INTELIGÊNCIA ARTIFICIAL E PRINCÍPIOS DE ASILOMAR
Resumo
OBJETIVO DO TRABALHO
Em “Artificial Intelligence: Regulatory Challenges and Riskification”[1], Paola Cantarini explicitou a necessidade e a complexidade de se desenvolver legislação sobre Inteligência Artificial que de um lado não obste demasiadamente seu desenvolvimento, mas que, de outro, respeite limites éticos e os direitos humanos.
Destacando como as técnicas de graduação dos níveis de risco no emprego da tecnologia podem ser úteis no esforço regulatório, esse resumo expandido busca investigar se os chamados Princípios de Asilomar poderiam fornecer as balizas morais ao processo legislativo.
METODOLOGIA UTILIZADA
O resumo expandido foi desenvolvido utilizando o método dedutivo, não se dispensando o suporte fornecido pela filosofia e pesquisa documental sobre o tema, especialmente em sites eletrônicos, que costumam atualizar mais rapidamente o repositório de notícias sobre Inteligência Artificial quando comparados às vias impressas tradicionais.
Buscou-se, de tal modo, promover o diálogo entre fontes filosóficas já historicamente consolidadas e o desenvolvimento tecnológico de ponta, tudo em uma visão interdisciplinar.
REVISÃO DE LITERATURA
Uma das grandes contribuições de F. Nietzsche ao pensamento filosófico atual foi a provocação de que “Deus está morto”[2], frase da qual se valeu para condensar a noção de que o centro gravitacional dos saberes científicos e éticos - especialmente no Ocidente - deixou de ser Deus. .
Posteriormente, com Foucault[3], sobreveio a reflexão de que também o Homem deixou de ser o ponto focal das investigações, o protagonista epistemológico, dando espaço, isto sim, às análises das estruturas dos sistemas mais que sobre o ser humano.
Nesse sentido, de todo pertinente a contribuição, em língua inglesa, de Paola Cantarini no artigo “Artificial Intelligence: Regulatory Challenges and Riskification”, no qual demonstrou a necessidade/importância de se exigir das “Big Techs” (as grandes empresas de tecnologia que dominam esta fatia de mercado) uma conduta tal “para que se tenha [o desenvolvimento de] uma Inteligência Artificial centrada no ser humano”[4], e não apenas em si mesma.

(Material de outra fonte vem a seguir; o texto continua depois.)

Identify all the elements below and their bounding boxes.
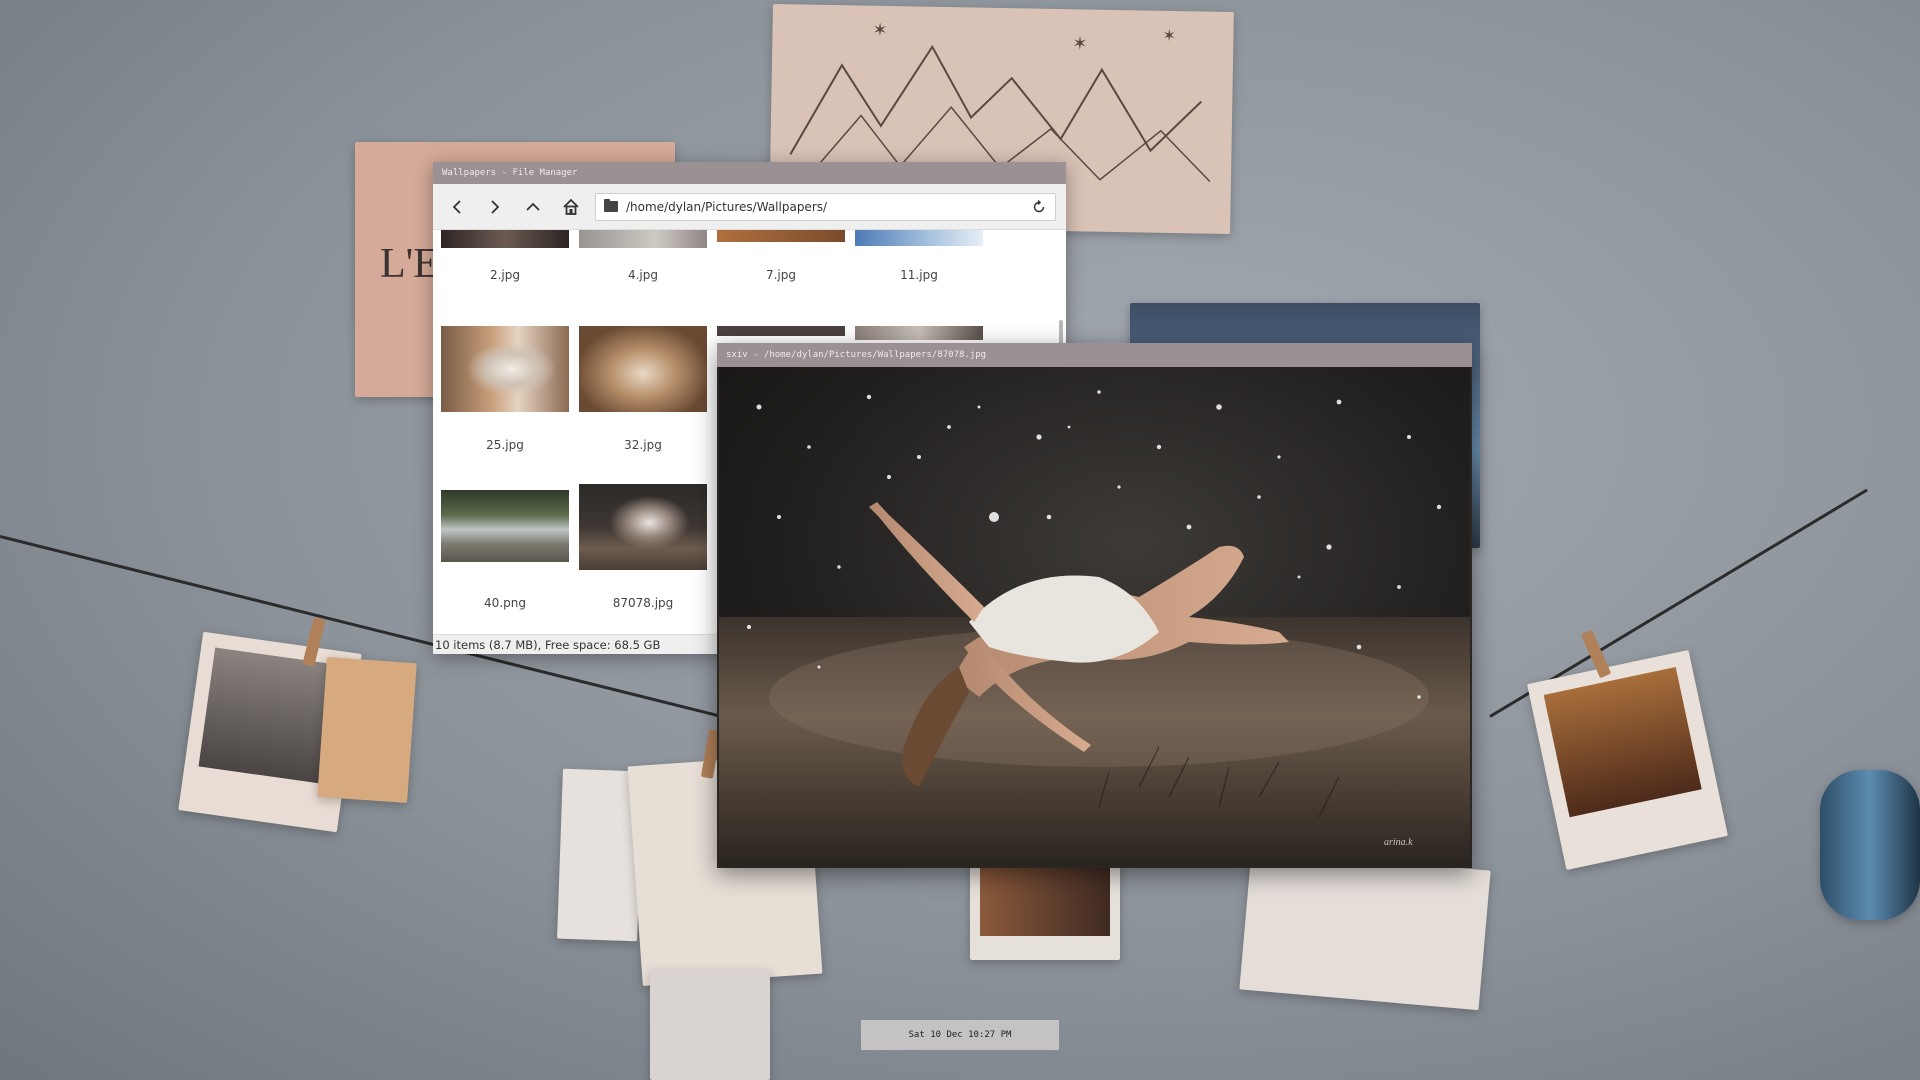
wallpaper-polaroid-right [1527,649,1728,871]
window-title: Wallpapers - File Manager [442,168,578,178]
file-thumbnail [717,230,845,242]
file-name: 4.jpg [627,268,659,282]
back-button[interactable] [443,193,471,221]
wallpaper-small-card [650,970,770,1080]
forward-button[interactable] [481,193,509,221]
file-name: 2.jpg [489,268,521,282]
home-button[interactable] [557,193,585,221]
chevron-up-icon [526,202,540,211]
image-viewer-window[interactable]: sxiv - /home/dylan/Pictures/Wallpapers/8… [717,343,1472,868]
file-thumbnail [441,490,569,562]
file-thumbnail [855,326,983,340]
svg-text:✶: ✶ [1162,26,1176,45]
wallpaper-handwritten-note [317,657,417,803]
clock-bar: Sat 10 Dec 10:27 PM [861,1020,1059,1050]
file-name: 25.jpg [486,438,524,452]
photo-watermark: arina.k [1384,837,1413,848]
home-icon [563,198,579,215]
file-thumbnail [579,230,707,248]
file-name: 87078.jpg [612,596,674,610]
svg-text:✶: ✶ [1072,33,1087,54]
file-name: 32.jpg [624,438,662,452]
file-name: 7.jpg [765,268,797,282]
file-manager-titlebar[interactable]: Wallpapers - File Manager [433,162,1066,184]
file-thumbnail [579,484,707,570]
location-path[interactable]: /home/dylan/Pictures/Wallpapers/ [626,200,1023,214]
location-bar[interactable]: /home/dylan/Pictures/Wallpapers/ [595,192,1056,221]
file-thumbnail [441,230,569,248]
file-thumbnail [441,326,569,412]
file-thumbnail [717,326,845,336]
wallpaper-tape-roll [1820,770,1920,920]
file-thumbnail [579,326,707,412]
file-manager-toolbar: /home/dylan/Pictures/Wallpapers/ [433,184,1066,230]
file-thumbnail [855,230,983,246]
folder-icon [604,199,618,212]
status-text: 10 items (8.7 MB), Free space: 68.5 GB [435,637,661,652]
clock-text: Sat 10 Dec 10:27 PM [908,1030,1012,1040]
up-button[interactable] [519,193,547,221]
file-name: 40.png [484,596,526,610]
chevron-right-icon [491,199,500,214]
reload-icon[interactable] [1031,199,1047,215]
window-title: sxiv - /home/dylan/Pictures/Wallpapers/8… [726,350,987,360]
displayed-image: arina.k [719,367,1470,866]
chevron-left-icon [452,199,461,214]
file-name: 11.jpg [900,268,938,282]
wallpaper-letter-card [1239,849,1491,1011]
svg-text:✶: ✶ [872,20,887,41]
wallpaper-photo-bottom-mid [970,860,1120,960]
image-viewer-titlebar[interactable]: sxiv - /home/dylan/Pictures/Wallpapers/8… [717,343,1472,367]
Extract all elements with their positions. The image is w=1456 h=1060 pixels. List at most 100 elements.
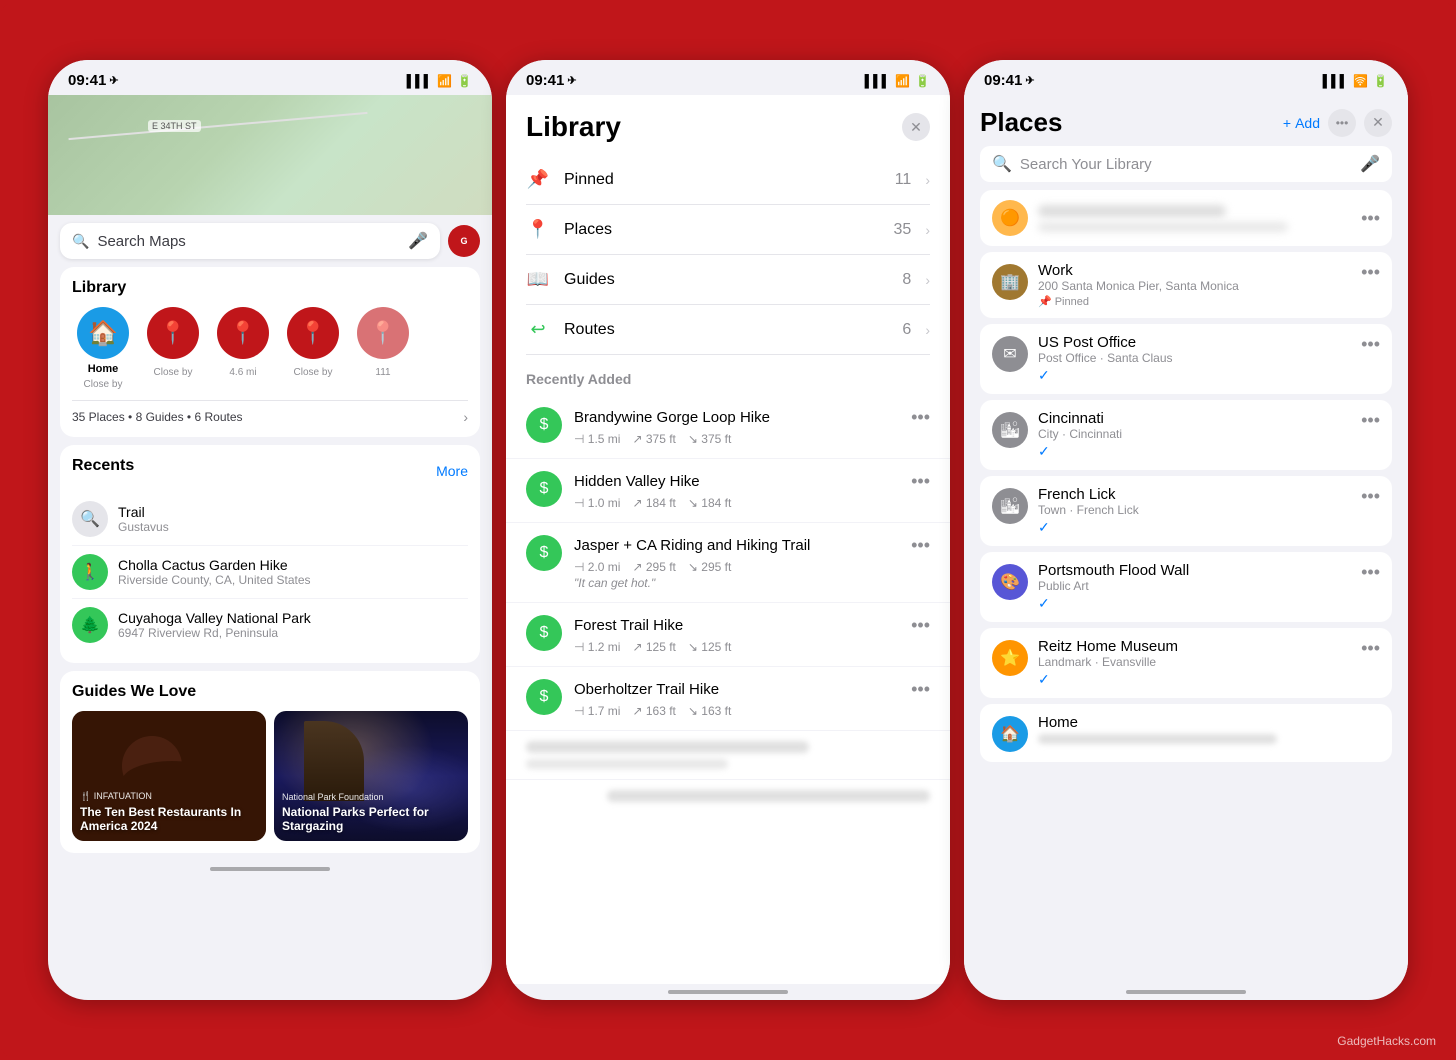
status-icons-2: ▌▌▌ 📶 🔋 bbox=[865, 74, 930, 88]
status-bar-1: 09:41 ✈ ▌▌▌ 📶 🔋 bbox=[48, 60, 492, 95]
pin-tag-icon: 📌 bbox=[1038, 295, 1052, 308]
post-office-sub: Post Office · Santa Claus bbox=[1038, 351, 1351, 365]
post-office-dots[interactable]: ••• bbox=[1361, 334, 1380, 355]
cincinnati-name: Cincinnati bbox=[1038, 410, 1351, 427]
home-sub: Close by bbox=[84, 379, 123, 390]
search-area: 🔍 Search Maps 🎤 G bbox=[48, 215, 492, 267]
forest-desc: ↘ 125 ft bbox=[688, 640, 731, 654]
phone-1: 09:41 ✈ ▌▌▌ 📶 🔋 🔍 Search Maps bbox=[48, 60, 492, 1000]
status-time-1: 09:41 ✈ bbox=[68, 72, 119, 89]
reitz-dots[interactable]: ••• bbox=[1361, 638, 1380, 659]
place-portsmouth[interactable]: 🎨 Portsmouth Flood Wall Public Art ✓ ••• bbox=[980, 552, 1392, 622]
jasper-desc: ↘ 295 ft bbox=[688, 560, 731, 574]
pinned-chevron: › bbox=[925, 172, 930, 188]
lib-icon-home[interactable]: 🏠 Home Close by bbox=[72, 307, 134, 390]
portsmouth-dots[interactable]: ••• bbox=[1361, 562, 1380, 583]
library-section: Library 🏠 Home Close by 📍 bbox=[60, 267, 480, 437]
reitz-icon: ⭐ bbox=[992, 640, 1028, 676]
work-content: Work 200 Santa Monica Pier, Santa Monica… bbox=[1038, 262, 1351, 308]
pin2-circle: 📍 bbox=[217, 307, 269, 359]
guide-card-infatuation[interactable]: 🍴 INFATUATION The Ten Best Restaurants I… bbox=[72, 711, 266, 841]
battery-icon-3: 🔋 bbox=[1373, 74, 1388, 88]
oberholtzer-content: Oberholtzer Trail Hike ••• ⊣ 1.7 mi ↗ 16… bbox=[574, 679, 930, 718]
place-cincinnati[interactable]: 🏙 Cincinnati City · Cincinnati ✓ ••• bbox=[980, 400, 1392, 470]
work-icon: 🏢 bbox=[992, 264, 1028, 300]
home-label: Home bbox=[88, 363, 119, 375]
guide-card-nationalparks[interactable]: National Park Foundation National Parks … bbox=[274, 711, 468, 841]
search-bar[interactable]: 🔍 Search Maps 🎤 bbox=[60, 223, 440, 259]
jasper-note: "It can get hot." bbox=[574, 576, 930, 590]
more-link[interactable]: More bbox=[436, 463, 468, 479]
trail-forest[interactable]: $ Forest Trail Hike ••• ⊣ 1.2 mi ↗ 125 f… bbox=[506, 603, 950, 667]
search-library-bar[interactable]: 🔍 Search Your Library 🎤 bbox=[980, 146, 1392, 182]
cuyahoga-text: Cuyahoga Valley National Park 6947 River… bbox=[118, 610, 468, 640]
trail-hidden-valley[interactable]: $ Hidden Valley Hike ••• ⊣ 1.0 mi ↗ 184 … bbox=[506, 459, 950, 523]
place-post-office[interactable]: ✉ US Post Office Post Office · Santa Cla… bbox=[980, 324, 1392, 394]
menu-item-pinned[interactable]: 📌 Pinned 11 › bbox=[526, 155, 930, 205]
home-circle: 🏠 bbox=[77, 307, 129, 359]
status-time-2: 09:41 ✈ bbox=[526, 72, 577, 89]
forest-name: Forest Trail Hike bbox=[574, 617, 683, 634]
reitz-sub: Landmark · Evansville bbox=[1038, 655, 1351, 669]
blurred-dots[interactable]: ••• bbox=[1361, 208, 1380, 229]
trail-jasper[interactable]: $ Jasper + CA Riding and Hiking Trail ••… bbox=[506, 523, 950, 603]
cholla-sub: Riverside County, CA, United States bbox=[118, 573, 468, 587]
add-button[interactable]: + Add bbox=[1283, 115, 1320, 131]
post-office-content: US Post Office Post Office · Santa Claus… bbox=[1038, 334, 1351, 384]
forest-dots[interactable]: ••• bbox=[911, 615, 930, 636]
recent-item-cuyahoga[interactable]: 🌲 Cuyahoga Valley National Park 6947 Riv… bbox=[72, 599, 468, 651]
cincinnati-dots[interactable]: ••• bbox=[1361, 410, 1380, 431]
library-stats[interactable]: 35 Places • 8 Guides • 6 Routes › bbox=[72, 400, 468, 425]
hidden-valley-name: Hidden Valley Hike bbox=[574, 473, 700, 490]
battery-icon-2: 🔋 bbox=[915, 74, 930, 88]
place-work[interactable]: 🏢 Work 200 Santa Monica Pier, Santa Moni… bbox=[980, 252, 1392, 318]
close-button[interactable]: ✕ bbox=[902, 113, 930, 141]
lib-icon-pin3[interactable]: 📍 Close by bbox=[282, 307, 344, 390]
search-input[interactable]: Search Maps bbox=[97, 233, 400, 250]
search-lib-mic[interactable]: 🎤 bbox=[1360, 154, 1380, 174]
places-close-button[interactable]: ✕ bbox=[1364, 109, 1392, 137]
gadgethacks-watermark: GadgetHacks.com bbox=[1337, 1034, 1436, 1048]
brandywine-dots[interactable]: ••• bbox=[911, 407, 930, 428]
search-lib-placeholder[interactable]: Search Your Library bbox=[1020, 156, 1152, 173]
status-icons-3: ▌▌▌ 🛜 🔋 bbox=[1323, 74, 1388, 88]
hv-desc: ↘ 184 ft bbox=[688, 496, 731, 510]
french-lick-dots[interactable]: ••• bbox=[1361, 486, 1380, 507]
menu-item-places[interactable]: 📍 Places 35 › bbox=[526, 205, 930, 255]
lib-icon-pin1[interactable]: 📍 Close by bbox=[142, 307, 204, 390]
jasper-dots[interactable]: ••• bbox=[911, 535, 930, 556]
menu-item-routes[interactable]: ↩ Routes 6 › bbox=[526, 305, 930, 355]
home-place-content: Home bbox=[1038, 714, 1380, 744]
library-chevron-icon: › bbox=[463, 409, 468, 425]
brandywine-stats: ⊣ 1.5 mi ↗ 375 ft ↘ 375 ft bbox=[574, 432, 930, 446]
hidden-valley-dots[interactable]: ••• bbox=[911, 471, 930, 492]
oberholtzer-name: Oberholtzer Trail Hike bbox=[574, 681, 719, 698]
home-place-name: Home bbox=[1038, 714, 1380, 731]
recent-item-trail[interactable]: 🔍 Trail Gustavus bbox=[72, 493, 468, 546]
oberholtzer-dots[interactable]: ••• bbox=[911, 679, 930, 700]
post-office-check: ✓ bbox=[1038, 367, 1351, 384]
place-french-lick[interactable]: 🏙 French Lick Town · French Lick ✓ ••• bbox=[980, 476, 1392, 546]
recent-item-cholla[interactable]: 🚶 Cholla Cactus Garden Hike Riverside Co… bbox=[72, 546, 468, 599]
more-dots-button[interactable]: ••• bbox=[1328, 109, 1356, 137]
brandywine-desc: ↘ 375 ft bbox=[688, 432, 731, 446]
place-home[interactable]: 🏠 Home bbox=[980, 704, 1392, 762]
cincinnati-sub: City · Cincinnati bbox=[1038, 427, 1351, 441]
guides-title: Guides We Love bbox=[72, 683, 468, 701]
microphone-icon[interactable]: 🎤 bbox=[408, 231, 428, 251]
trail-oberholtzer[interactable]: $ Oberholtzer Trail Hike ••• ⊣ 1.7 mi ↗ … bbox=[506, 667, 950, 731]
work-dots[interactable]: ••• bbox=[1361, 262, 1380, 283]
status-bar-3: 09:41 ✈ ▌▌▌ 🛜 🔋 bbox=[964, 60, 1408, 95]
pin3-sub: Close by bbox=[294, 367, 333, 378]
forest-icon: $ bbox=[526, 615, 562, 651]
search-icon: 🔍 bbox=[72, 233, 89, 250]
reitz-content: Reitz Home Museum Landmark · Evansville … bbox=[1038, 638, 1351, 688]
hidden-valley-content: Hidden Valley Hike ••• ⊣ 1.0 mi ↗ 184 ft… bbox=[574, 471, 930, 510]
menu-item-guides[interactable]: 📖 Guides 8 › bbox=[526, 255, 930, 305]
lib-icon-pin2[interactable]: 📍 4.6 mi bbox=[212, 307, 274, 390]
hv-asc: ↗ 184 ft bbox=[632, 496, 675, 510]
trail-brandywine[interactable]: $ Brandywine Gorge Loop Hike ••• ⊣ 1.5 m… bbox=[506, 395, 950, 459]
lib-icon-pin4[interactable]: 📍 111 bbox=[352, 307, 414, 390]
place-reitz[interactable]: ⭐ Reitz Home Museum Landmark · Evansvill… bbox=[980, 628, 1392, 698]
recently-added-label: Recently Added bbox=[506, 355, 950, 395]
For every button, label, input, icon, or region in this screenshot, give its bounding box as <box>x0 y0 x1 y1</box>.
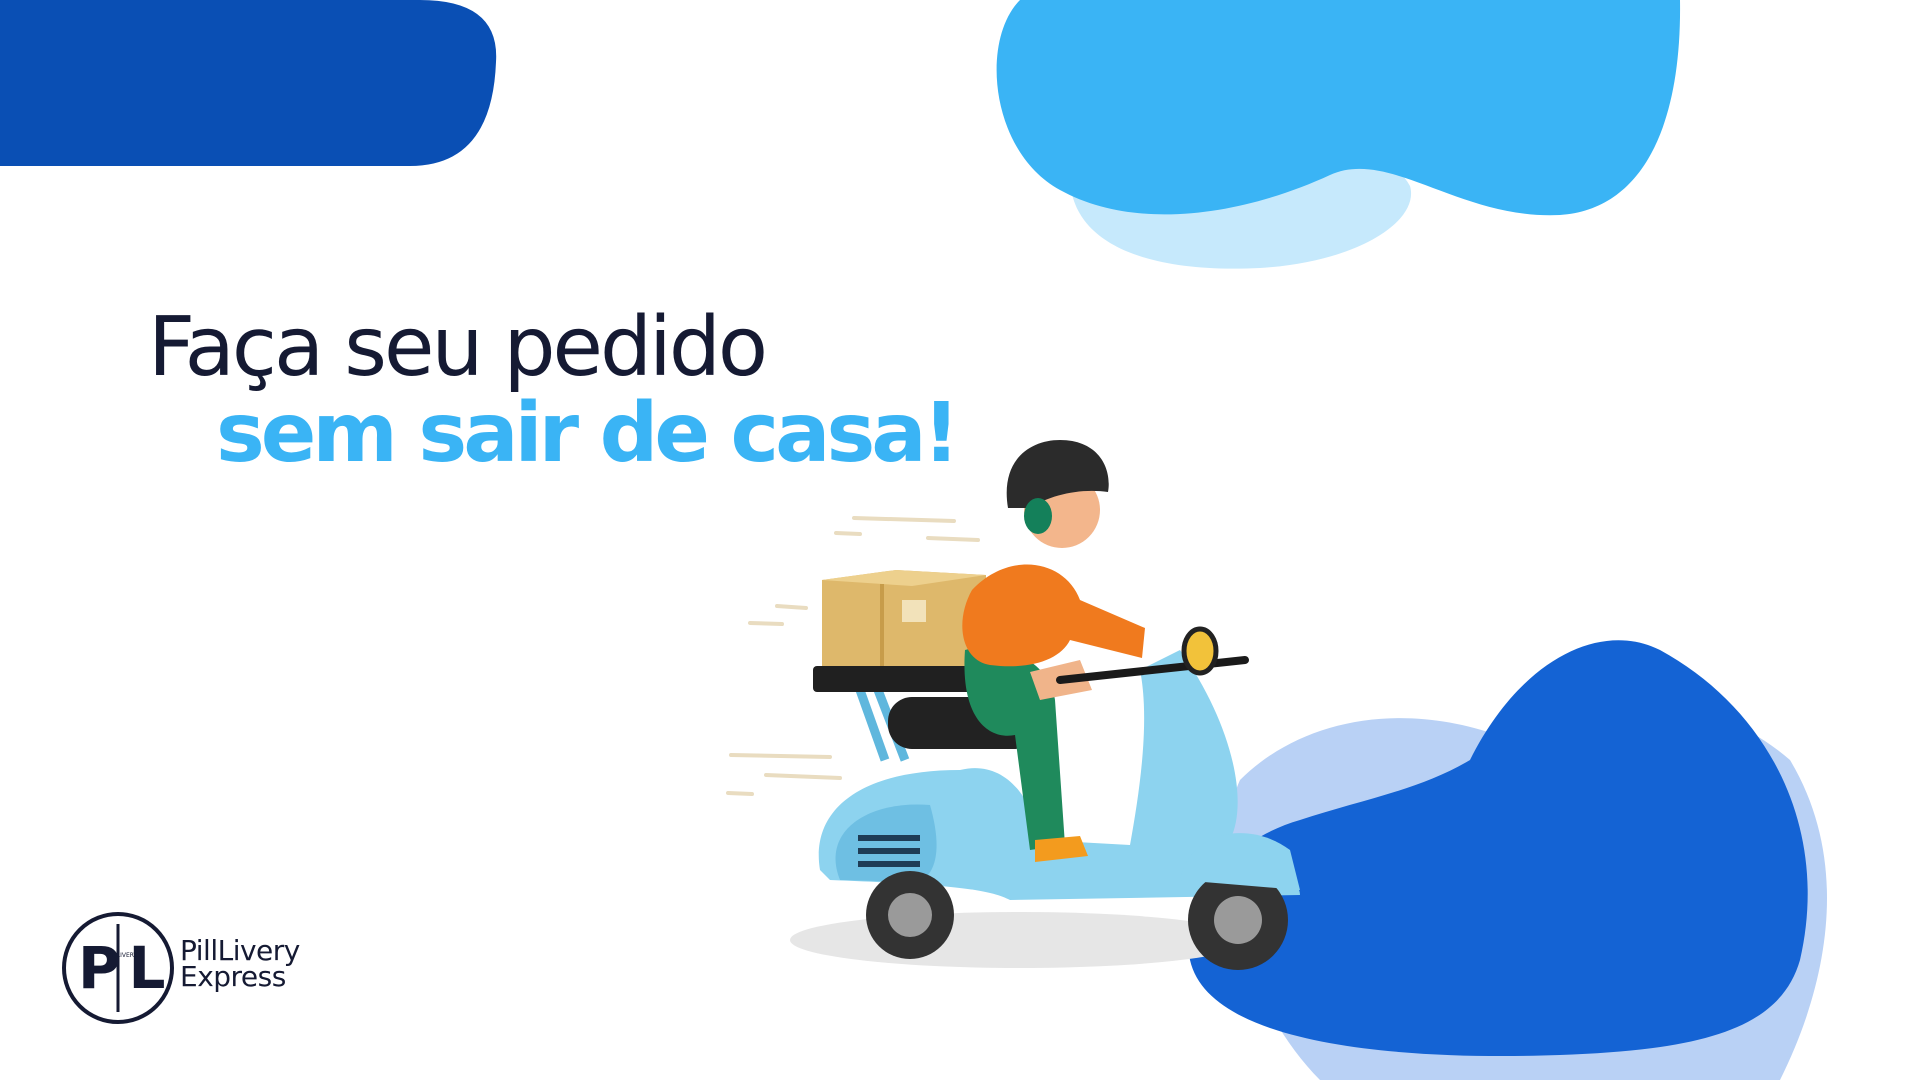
brand-name-line-2: Express <box>180 960 286 993</box>
brand-name: PillLivery Express <box>180 937 300 993</box>
brand-monogram: PL <box>78 934 174 1002</box>
background-art <box>0 0 1828 1080</box>
brand-monogram-small-text: PILLIVERY <box>108 952 138 959</box>
top-left-blue-shape <box>0 0 497 166</box>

Para tanto, destacou que o rápido avanço dessa tecnologia - nas esferas pública e privada - vem se dando em um vácuo normativo na maioria dos países, havendo poucas exceções regulatórias, como aquelas no campo de “reconhecimento facial e dos carros autônomos”[5], frisando, em tempo, que as mais recentes empreitadas de regulação do tema advém especialmente da União Europeia, e de duas fontes.
A primeira é o Parlamento Europeu, que aprovou em 2017 as “Recommendations to the Commission on Civil Law provisions on Robotics” (em tradução livre: “Recomendações sobre Robótica à Comissão Legislativa”), com as quais se pretende regrar efeitos e implicações éticas dessa tecnologia, sem lhe obstar a inerente inovação.
A segunda advém do “White Paper on Artificial Intelligence - An European approach to excellence and trust” (em tradução livre: “Relatório branco sobre Inteligência Artificial - Uma abordagem europeia à excelência e confiança”), redigido pela Comissão Européia, que abordou o tema quantificando os níveis de risco (em inaceitável, alto, moderado e mínimo) advindos das aplicações que se utilizam de Inteligência Artificial.
Nada obstante, imperioso salientar que o “Future of Life Institute” (entidade do Terceiro Setor - Organização da Sociedade Civil - cujo corpo de diretores conta com nomes como o de Elon Musk, CEO da Tesla e da SpaceX) cunhou vinte e três princípios para o desenvolvimento ético da Inteligência Artificial, os batizando de Princípio de Asilomar[6].
O primeiro deles (em tradução livre) já dispõe que “O objetivo da pesquisa em IA não deve ser criar inteligência não direcionada, mas inteligência benéfica”, de modo que resta clara a preocupação de longo prazo em fazer a tecnologia em comento estar à serviço da humanidade, o que é reforçado no décimo primeiro princípio: “Valores Humanos: Os sistemas de I.A devem ser projetados e operados de modo a serem compatíveis com os ideais de dignidade humana, direitos, liberdades e diversidade cultural”.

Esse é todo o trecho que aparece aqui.